CFA level I / Equity Investments: Market Organization, Market Indices, and Market Efficiency / Security Market Indices / Rebalancing and reconstitution of an index

Index management: Rebalancing and reconstitution

Rebalancing is the practice of adjusting the weight of securities in an index according to the methodology used in making the index. The change in the price of securities necessitates rebalancing and it leads to turnover (buying/selling) of securities. Rebalancing of price and market capitalization-weighted indices happens automatically and hence is not a concern.

Reconstitution is the practice of adding or deleting securities from an index based on whether the securities are meeting the index criteria or not. It is a part of rebalancing exercise. It is required to reflect the changes in securities value (driven by merger and acquisition, bankruptcy, delisting etc) or change in subjective view of the selection committee. The frequency of reconstitution can be different. Investment managers use many of these indices as benchmarks. Hence, addition or deletion of securities in indices can lead to significant up or down move in the security prices (investors will look to add or drop the security from their portfolio as well).

Check your concepts:

(46.6) Which of the following weighted indices is most likely to be rebalanced every period?

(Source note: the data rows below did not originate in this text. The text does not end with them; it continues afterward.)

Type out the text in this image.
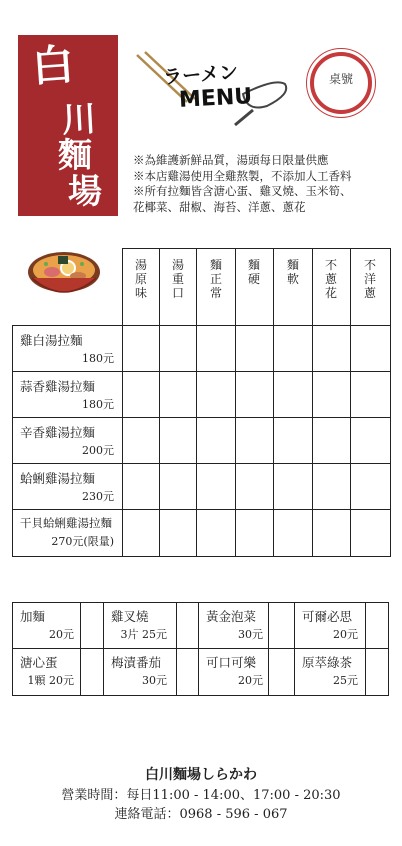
白
川
麵
場
ラーメン
MENU
桌號
※為維護新鮮品質，湯頭每日限量供應
※本店雞湯使用全雞熬製，不添加人工香料
※所有拉麵皆含溏心蛋、雞叉燒、玉米筍、
花椰菜、甜椒、海苔、洋蔥、蔥花
湯
原
味
湯
重
口
麵
正
常
麵
硬
麵
軟
不
蔥
花
不
洋
蔥
雞白湯拉麵
180元
蒜香雞湯拉麵
180元
辛香雞湯拉麵
200元
蛤蜊雞湯拉麵
230元
干貝蛤蜊雞湯拉麵
270元(限量)
加麵
20元
雞叉燒
3片 25元
黃金泡菜
30元
可爾必思
20元
溏心蛋
1顆 20元
梅漬番茄
30元
可口可樂
20元
原萃綠茶
25元
白川麵場しらかわ
營業時間：每日11:00 - 14:00、17:00 - 20:30
連絡電話：0968 - 596 - 067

(a) Market capitalized weighted index
(b) Equal-weighted index
(c) Price-weighted index

(46.7) If a high-priced security is replaced with a low priced security in a price-weighted index then what will be the most likely impact on the value of the index?

(a) Increase
(b) Decrease
(c) No change

(46.8) On replacing a low priced security with a high priced security, the weight of all other securities in the index increases. The index is least likely to be a(n):

(a) Equally-weighted index
(b) Price-weighted index
(c) Market-capitalized weighted index

Solutions:

(46.6) Correct Answer is B: Equal-weighted index needs rebalancing every period with unequal changes in the security prices. The market capitalized weighted indices and price-weighted indices get rebalanced automatically with the change in the prices.

(46.7) Correct Answer is C: When a security is replaced with another security then the value of the divisor is changed so that the index value remains the same. The index value would change only in the next period depending on the performance of the constituent securities.

(46.8) Correct Answer is B: On replacing the low priced security with a high priced security, the weight of the other constituent securities should decrease in the price-weighted index.

Exam Alert: Rebalancing is an important topic in this chapter. Candidates must always remember that no rebalancing is required for market capitalized weighted index and price-weighted index due to the change in the prices of the constituent securities. However, the rebalancing is required in all types of indices if the securities are getting replaced.